1 cup superfine sugar


Make the three cakes:

Preheat the oven to 350°F. Grease the bottom and sides of three 7-inch springform pans (if you don’t have three, you can reuse the ones you have). Line the bottom and sides with parchment paper, and then grease the paper.

In the bowl of a standing mixer fitted with the paddle attachment, cream the butter and sugar together.

Add the eggs and vanilla and beat until combined.

Combine the flour, baking powder, and salt and add to the mixer bowl in three batches, alternating with the milk and beginning and ending with the flour mixture. Scrape down the bowl and beat on high speed for 3 minutes.

Divide the batter evenly into pans, or if reusing a pan, fill each pan two-thirds full.

Bake for 25 to 30 minutes, or until a toothpick comes out clean when inserted into the middle of the cakes.

Let the cakes cool slightly in the pans. Remove and let them cool completely on a wire rack.

Make the custard frosting:

In a medium saucepan, mix the sugar and flour together.

Beat in the whole egg and egg yolk. Add the milk. Mix well.

Whisk in the vanilla-nut extract.

Place over medium-high heat and whisk while cooking until the mixture begins to boil and thickens just like pudding.

Let cool completely.

In the bowl of a stand mixer fitted with the whisk attachment, beat the butter and confectioners’ sugar together until well combined.

Add the cooled custard mixture to the butter mixture. Beat on high speed for 5 to 7 minutes, until thick and spreadable. Set aside.

Assemble the cake:

Thinly slice the bananas and place in a medium bowl.

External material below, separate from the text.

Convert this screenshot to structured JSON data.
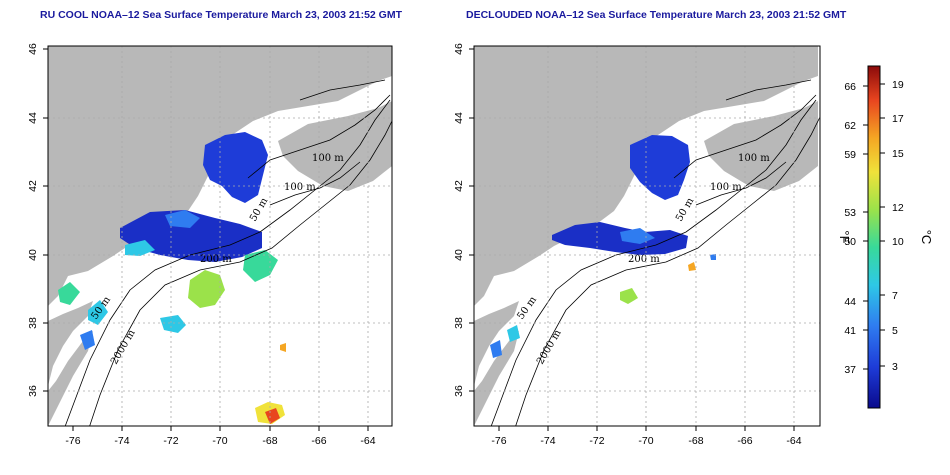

Toss the bananas with the lemon juice until coated (this prevents the fruit from browning).

Line the edges of a serving plate or cake stand with wax paper strips to catch drips and keep the serving plate clean.

Place one of the cake layers on the paper and top with a thin layer of custard.

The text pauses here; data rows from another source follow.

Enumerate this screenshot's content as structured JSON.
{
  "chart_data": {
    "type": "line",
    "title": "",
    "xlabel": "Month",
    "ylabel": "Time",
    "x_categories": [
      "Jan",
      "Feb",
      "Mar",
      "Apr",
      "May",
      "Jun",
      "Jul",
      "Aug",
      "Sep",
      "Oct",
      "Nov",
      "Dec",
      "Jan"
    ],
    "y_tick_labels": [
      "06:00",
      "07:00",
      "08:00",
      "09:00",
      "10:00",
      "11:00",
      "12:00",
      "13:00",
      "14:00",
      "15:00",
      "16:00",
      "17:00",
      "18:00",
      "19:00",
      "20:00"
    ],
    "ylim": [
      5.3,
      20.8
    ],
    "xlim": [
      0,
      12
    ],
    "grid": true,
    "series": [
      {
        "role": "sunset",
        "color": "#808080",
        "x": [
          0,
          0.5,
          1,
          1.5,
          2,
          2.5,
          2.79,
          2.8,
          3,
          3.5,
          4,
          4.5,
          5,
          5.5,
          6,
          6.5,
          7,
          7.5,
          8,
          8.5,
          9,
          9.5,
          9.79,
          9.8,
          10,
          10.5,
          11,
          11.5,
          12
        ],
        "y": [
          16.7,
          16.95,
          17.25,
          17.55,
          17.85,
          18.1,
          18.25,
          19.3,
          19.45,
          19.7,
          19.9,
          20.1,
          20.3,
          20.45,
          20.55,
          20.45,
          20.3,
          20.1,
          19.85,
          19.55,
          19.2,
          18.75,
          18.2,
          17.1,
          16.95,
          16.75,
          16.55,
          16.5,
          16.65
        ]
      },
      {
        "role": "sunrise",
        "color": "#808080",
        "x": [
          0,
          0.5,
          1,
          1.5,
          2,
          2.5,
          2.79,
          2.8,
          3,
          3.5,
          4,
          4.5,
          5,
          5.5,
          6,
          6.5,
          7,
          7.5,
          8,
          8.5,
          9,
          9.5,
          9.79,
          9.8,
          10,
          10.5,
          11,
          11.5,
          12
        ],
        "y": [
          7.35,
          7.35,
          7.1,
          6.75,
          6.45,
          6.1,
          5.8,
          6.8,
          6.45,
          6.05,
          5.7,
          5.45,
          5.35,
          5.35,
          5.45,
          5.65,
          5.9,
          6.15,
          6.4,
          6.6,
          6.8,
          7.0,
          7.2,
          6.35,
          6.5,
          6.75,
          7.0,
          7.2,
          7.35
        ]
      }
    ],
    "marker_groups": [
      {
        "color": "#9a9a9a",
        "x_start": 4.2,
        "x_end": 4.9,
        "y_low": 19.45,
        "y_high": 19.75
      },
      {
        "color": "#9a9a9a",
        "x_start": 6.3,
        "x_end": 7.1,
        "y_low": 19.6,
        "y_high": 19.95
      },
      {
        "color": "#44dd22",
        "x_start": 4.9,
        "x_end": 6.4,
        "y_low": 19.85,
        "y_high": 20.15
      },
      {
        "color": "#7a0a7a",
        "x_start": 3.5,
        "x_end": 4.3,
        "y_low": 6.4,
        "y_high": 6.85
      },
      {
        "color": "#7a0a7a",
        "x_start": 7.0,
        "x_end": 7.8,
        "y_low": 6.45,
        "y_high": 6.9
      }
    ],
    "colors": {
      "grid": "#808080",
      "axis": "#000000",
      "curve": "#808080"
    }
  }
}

Top the custard with half the banana slices.

Top the bananas with more custard and set the second cake layer on top.

Top the cake with another layer of custard. Add a layer of bananas and top it with more custard. Place the final cake layer on top of the custard.

Note: When making the 7-inch cake, reinforce the middle with a plastic straw. The silhouette is tall and thin, so it requires extra stability. As you push the straw into the middle of the cake, the bananas and custard will want to squeeze out the sides a little. Once the straw is in, gently tuck in any banana slices that are trying to escape. If the straw sticks out of the top, snip it off with a pair of scissors.

Coat the entire cake with the custard frosting using an offset spatula. Don’t worry about making the icing perfect; this layer will be covered by a thick layer of meringue.

Set the cake aside or chill briefly while you make the meringue.

Make the meringue and finish and embellish the cake:

In a large bowl, whip the egg whites until foamy with an electric hand mixer.

Add the cream of tartar and beat on medium speed until soft peaks form.

Increase the speed to high and gradually beat in the sugar until the whites are glossy and hold stiff peaks.

Coat the entire cake with meringue. Use a small offset spatula as a palette knife to texture the meringue. The technique used on this cake is “pulled meringue.” A spatula is pressed flat into the meringue and pulled back to create peaks. Apply texture to the entire cake as desired.

If desired, coat the bottom half of the cake with graham cracker crumbs.

Remove the wax paper strips from the plate. Brown the textured meringue with a kitchen torch, or if you don’t have one you can place the cake under the broiler in the oven. Watch the meringue carefully, as it will brown quickly under such high heat.